For over 20 years Diuguid directed a stream of constantly challenging productions. Early work included Susan Griffin's Voices at Action Space (still thriving - now at the Drill Hall - in Chenies Street), a startlingly fresh play in its candid handling of lesbian issues; Care and Control, a passionate piece on women's custodial rights to their children; and an early Timberlake Wertenbaker play, New Anatomies, for a company of her own, Changing Women, which flourished for a while in the late 1970s.

Other memorable Diuguid productions must include Tissue (1978), an early play from Louise Page, another innovative piece in its lucidly unsentimental handling of the subject of breast cancer. Yet feminist-based issues were far from her exclusive concern. One of her very finest productions was the Gay Sweatshop play by one of the company's regular dramatists, Noel Greig, The Dear Love of Comrades (1979), a haunting and beautifully staged (on a shoestring) evening structured round the life of the 19th-century socialist Utopian Edward Carpenter; there was not a single woman in the cast.

Later Diuguid work, revealing an even more impressive control and economy - she was the least showy of directors - included Franz Xavier Kroetz's Request Programme, an unforgettably powerful production (1986), and, for the Clean Break Company working with women ex- prisoners, Lin Coghlan's Apache Tears (2000).
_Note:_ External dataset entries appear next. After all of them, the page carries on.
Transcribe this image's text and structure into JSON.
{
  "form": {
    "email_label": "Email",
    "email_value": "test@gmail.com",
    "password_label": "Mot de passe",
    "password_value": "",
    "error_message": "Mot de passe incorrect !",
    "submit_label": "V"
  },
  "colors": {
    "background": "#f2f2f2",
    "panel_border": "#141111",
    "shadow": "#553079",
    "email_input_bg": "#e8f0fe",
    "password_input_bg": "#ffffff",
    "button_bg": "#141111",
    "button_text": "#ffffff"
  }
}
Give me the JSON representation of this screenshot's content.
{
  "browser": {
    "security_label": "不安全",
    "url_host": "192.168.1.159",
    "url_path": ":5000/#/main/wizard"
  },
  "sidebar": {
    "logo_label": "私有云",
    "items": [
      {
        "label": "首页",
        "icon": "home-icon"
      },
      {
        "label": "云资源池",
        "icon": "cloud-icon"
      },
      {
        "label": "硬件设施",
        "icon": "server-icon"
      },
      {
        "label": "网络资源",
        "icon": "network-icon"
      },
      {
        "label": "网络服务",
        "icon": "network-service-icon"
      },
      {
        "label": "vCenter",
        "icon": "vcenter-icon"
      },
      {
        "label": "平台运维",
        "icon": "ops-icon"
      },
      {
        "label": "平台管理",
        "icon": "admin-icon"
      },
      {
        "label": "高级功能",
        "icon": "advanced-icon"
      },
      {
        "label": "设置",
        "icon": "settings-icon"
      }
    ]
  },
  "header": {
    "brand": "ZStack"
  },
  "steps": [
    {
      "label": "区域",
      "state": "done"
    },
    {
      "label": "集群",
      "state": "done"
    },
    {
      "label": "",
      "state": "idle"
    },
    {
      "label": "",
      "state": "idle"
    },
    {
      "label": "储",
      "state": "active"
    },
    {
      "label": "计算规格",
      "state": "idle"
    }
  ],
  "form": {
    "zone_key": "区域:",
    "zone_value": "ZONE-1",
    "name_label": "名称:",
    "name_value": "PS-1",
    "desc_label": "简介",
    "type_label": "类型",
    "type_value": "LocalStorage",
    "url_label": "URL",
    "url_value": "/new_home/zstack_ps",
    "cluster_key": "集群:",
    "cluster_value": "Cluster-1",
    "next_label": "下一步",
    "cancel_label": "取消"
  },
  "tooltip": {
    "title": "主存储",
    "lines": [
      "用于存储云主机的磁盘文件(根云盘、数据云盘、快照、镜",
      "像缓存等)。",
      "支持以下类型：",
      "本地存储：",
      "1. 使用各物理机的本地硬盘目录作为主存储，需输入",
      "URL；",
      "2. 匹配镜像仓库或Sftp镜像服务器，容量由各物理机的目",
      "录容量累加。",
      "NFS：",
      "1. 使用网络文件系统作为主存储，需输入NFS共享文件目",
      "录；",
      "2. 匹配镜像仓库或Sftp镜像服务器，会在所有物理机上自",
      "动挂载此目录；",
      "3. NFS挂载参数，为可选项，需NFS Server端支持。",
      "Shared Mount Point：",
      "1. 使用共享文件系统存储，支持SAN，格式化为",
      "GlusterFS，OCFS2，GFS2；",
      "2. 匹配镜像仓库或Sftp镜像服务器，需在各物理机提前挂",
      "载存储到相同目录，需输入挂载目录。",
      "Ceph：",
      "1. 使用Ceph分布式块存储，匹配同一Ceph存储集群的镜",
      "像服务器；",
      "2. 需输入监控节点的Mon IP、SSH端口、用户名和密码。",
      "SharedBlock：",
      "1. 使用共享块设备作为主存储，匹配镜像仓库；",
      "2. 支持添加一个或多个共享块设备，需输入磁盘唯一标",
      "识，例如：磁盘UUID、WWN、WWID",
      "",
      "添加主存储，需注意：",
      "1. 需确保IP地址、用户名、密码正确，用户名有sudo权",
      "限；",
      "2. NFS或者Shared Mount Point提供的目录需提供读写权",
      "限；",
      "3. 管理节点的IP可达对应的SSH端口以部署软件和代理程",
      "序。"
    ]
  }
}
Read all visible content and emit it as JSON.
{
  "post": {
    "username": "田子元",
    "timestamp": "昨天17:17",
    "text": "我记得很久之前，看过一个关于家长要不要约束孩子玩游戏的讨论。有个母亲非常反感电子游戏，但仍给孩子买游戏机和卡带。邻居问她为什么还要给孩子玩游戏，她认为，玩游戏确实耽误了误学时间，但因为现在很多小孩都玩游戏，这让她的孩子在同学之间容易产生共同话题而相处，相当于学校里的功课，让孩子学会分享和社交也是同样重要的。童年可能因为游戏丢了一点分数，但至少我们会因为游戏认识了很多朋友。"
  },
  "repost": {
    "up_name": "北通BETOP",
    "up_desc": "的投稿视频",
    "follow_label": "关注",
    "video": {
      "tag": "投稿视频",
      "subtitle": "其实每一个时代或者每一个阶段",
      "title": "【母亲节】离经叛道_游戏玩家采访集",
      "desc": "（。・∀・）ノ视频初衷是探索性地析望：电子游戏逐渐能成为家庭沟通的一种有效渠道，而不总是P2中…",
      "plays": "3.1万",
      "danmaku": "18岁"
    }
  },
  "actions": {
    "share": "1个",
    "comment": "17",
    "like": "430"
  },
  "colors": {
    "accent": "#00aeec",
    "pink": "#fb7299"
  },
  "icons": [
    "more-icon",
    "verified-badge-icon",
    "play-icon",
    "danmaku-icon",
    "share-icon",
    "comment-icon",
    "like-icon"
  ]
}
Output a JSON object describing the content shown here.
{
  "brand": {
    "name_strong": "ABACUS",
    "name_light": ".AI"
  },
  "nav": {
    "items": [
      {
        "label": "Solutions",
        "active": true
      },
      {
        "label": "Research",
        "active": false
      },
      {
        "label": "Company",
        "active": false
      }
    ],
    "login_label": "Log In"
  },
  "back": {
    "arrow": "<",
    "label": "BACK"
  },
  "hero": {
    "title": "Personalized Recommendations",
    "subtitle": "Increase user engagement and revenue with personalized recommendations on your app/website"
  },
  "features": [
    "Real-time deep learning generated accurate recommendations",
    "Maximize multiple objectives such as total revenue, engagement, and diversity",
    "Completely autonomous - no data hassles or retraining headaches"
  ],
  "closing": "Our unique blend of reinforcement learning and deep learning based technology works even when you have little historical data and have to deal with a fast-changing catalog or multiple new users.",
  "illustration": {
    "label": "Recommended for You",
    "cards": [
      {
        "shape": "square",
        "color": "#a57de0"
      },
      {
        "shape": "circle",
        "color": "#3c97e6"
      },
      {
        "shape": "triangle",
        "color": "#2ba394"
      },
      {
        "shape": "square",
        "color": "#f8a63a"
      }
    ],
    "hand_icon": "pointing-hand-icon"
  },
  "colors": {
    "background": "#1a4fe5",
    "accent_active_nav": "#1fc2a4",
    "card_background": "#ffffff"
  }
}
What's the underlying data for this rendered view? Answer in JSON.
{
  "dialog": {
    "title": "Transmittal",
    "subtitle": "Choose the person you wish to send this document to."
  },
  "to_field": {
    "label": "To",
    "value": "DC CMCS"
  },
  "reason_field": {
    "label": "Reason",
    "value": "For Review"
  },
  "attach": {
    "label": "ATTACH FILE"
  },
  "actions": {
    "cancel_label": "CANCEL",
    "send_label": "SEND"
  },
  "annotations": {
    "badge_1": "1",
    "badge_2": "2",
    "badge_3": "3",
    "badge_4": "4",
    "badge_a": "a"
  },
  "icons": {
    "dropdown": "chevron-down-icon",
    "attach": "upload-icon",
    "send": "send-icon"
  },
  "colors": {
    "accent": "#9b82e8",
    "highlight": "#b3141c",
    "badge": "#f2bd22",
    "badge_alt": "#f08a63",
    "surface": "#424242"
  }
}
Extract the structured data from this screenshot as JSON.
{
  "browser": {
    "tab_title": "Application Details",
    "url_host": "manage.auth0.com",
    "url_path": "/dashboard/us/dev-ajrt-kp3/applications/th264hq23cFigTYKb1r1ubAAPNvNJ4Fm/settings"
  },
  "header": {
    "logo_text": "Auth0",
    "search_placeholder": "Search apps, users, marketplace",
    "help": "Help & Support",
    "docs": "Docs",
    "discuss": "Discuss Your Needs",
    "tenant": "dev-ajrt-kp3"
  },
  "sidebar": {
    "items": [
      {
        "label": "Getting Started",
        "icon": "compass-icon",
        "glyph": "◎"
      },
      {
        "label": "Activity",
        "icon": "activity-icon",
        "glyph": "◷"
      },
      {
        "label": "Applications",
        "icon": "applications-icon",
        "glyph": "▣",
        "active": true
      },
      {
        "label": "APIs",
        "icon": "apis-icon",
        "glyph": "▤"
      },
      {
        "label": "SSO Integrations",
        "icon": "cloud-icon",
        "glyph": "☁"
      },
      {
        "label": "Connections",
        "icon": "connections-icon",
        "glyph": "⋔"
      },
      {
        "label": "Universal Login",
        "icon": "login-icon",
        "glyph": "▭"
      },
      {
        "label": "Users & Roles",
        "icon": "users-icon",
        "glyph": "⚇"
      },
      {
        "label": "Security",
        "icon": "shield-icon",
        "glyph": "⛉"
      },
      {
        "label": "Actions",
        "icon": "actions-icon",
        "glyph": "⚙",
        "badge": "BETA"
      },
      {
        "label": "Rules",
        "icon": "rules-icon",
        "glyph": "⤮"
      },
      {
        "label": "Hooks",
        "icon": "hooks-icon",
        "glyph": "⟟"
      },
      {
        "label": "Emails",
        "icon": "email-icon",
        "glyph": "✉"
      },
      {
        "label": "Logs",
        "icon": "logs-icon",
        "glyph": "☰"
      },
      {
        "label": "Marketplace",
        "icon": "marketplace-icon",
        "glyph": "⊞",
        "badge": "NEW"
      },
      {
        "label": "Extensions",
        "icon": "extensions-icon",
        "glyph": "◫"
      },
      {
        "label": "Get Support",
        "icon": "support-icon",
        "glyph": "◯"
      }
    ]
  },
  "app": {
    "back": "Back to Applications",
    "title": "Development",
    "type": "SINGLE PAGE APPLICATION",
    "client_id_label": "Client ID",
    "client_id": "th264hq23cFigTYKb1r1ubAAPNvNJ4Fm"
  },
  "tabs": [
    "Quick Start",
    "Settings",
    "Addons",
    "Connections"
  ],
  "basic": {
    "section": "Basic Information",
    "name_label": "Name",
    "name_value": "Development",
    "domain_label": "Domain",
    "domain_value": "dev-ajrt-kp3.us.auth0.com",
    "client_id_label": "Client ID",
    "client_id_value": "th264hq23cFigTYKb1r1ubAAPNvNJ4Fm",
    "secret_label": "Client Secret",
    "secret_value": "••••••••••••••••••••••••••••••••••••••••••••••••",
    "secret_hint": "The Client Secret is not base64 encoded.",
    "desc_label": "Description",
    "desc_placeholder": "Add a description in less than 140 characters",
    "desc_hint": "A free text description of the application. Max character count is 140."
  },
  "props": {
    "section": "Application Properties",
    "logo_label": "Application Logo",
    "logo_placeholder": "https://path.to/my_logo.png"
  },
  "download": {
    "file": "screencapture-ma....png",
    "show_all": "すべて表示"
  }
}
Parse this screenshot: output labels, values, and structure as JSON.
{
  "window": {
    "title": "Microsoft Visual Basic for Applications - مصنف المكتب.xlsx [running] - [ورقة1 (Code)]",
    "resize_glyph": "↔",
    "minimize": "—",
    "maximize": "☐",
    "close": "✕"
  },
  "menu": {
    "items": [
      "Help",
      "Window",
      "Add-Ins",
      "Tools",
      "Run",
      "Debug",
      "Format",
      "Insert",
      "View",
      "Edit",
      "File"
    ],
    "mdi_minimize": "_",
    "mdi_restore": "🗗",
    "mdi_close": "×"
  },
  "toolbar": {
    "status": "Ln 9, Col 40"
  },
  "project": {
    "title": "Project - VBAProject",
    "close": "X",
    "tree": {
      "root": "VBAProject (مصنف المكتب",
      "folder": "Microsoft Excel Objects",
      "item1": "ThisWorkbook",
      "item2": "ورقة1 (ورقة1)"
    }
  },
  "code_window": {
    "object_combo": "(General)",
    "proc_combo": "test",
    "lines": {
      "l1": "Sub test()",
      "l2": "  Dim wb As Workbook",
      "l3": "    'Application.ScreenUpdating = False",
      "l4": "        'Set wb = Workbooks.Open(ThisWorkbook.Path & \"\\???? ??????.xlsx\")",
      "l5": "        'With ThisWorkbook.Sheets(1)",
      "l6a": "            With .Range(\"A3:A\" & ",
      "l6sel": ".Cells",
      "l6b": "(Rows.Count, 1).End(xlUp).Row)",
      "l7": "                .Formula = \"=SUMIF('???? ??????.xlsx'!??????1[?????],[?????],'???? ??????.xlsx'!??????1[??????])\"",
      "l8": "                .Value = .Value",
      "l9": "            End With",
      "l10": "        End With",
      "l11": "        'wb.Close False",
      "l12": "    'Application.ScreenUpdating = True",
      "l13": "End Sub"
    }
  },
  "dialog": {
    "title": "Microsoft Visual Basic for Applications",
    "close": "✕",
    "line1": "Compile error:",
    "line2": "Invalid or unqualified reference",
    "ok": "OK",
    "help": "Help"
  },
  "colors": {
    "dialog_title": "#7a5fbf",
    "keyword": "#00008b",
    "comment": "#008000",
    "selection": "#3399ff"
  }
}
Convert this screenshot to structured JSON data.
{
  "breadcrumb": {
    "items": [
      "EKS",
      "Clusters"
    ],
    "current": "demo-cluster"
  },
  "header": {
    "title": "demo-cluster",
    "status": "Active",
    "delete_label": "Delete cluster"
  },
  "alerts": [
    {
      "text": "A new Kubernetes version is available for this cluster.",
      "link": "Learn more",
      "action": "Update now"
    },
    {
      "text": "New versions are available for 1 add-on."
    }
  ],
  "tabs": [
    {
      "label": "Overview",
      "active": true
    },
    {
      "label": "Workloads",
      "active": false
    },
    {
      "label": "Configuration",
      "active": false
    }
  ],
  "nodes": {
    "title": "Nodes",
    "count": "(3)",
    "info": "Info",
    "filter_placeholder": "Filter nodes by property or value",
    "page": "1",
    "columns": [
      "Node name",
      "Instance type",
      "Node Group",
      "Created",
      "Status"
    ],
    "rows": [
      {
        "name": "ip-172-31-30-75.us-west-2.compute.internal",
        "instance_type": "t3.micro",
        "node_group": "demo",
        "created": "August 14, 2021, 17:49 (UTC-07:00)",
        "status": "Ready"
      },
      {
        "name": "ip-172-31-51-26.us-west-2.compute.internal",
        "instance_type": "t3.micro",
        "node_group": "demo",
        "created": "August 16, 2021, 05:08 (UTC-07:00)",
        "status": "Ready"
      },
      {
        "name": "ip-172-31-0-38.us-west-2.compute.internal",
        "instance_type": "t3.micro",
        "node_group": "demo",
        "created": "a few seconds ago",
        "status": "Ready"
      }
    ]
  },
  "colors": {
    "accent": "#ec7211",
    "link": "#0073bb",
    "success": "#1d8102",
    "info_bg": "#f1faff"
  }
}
She also had a happy staff/director association with English National Opera for a period, nurturing her love of music.

When her cancer was diagnosed some three years ago, Diuguid settled in South Africa with her long-time partner Melanie Chait and their foster-son, but she never stopped her trailblazing work. A bald summary might make it seem didactic but that was only very rarely the case. Yoked to her social concerns and life- enhancing passion was an almost mystical sense of the theatre's primal power - she would have agreed with the argument of a seemingly unlikely ally, Sir Ralph Richardson, that "the actor must dream. Dream constantly."

It was this visionary sense which infused her best work with its particular wattage, whether it was a production with only a handful of actors on a bare stage in a London basement or one of her more recent large-scale projects. They included the techno-opera Earthdiving in Cape Town (2002) and a major project with the community of the Alexandra township involving music, dance, drama and song. Called Voices - the same title as one of her earliest productions - this project was for Dedel' Ingoma (meaning "Release Your Song"), the company formed to develop the ambitious scenario.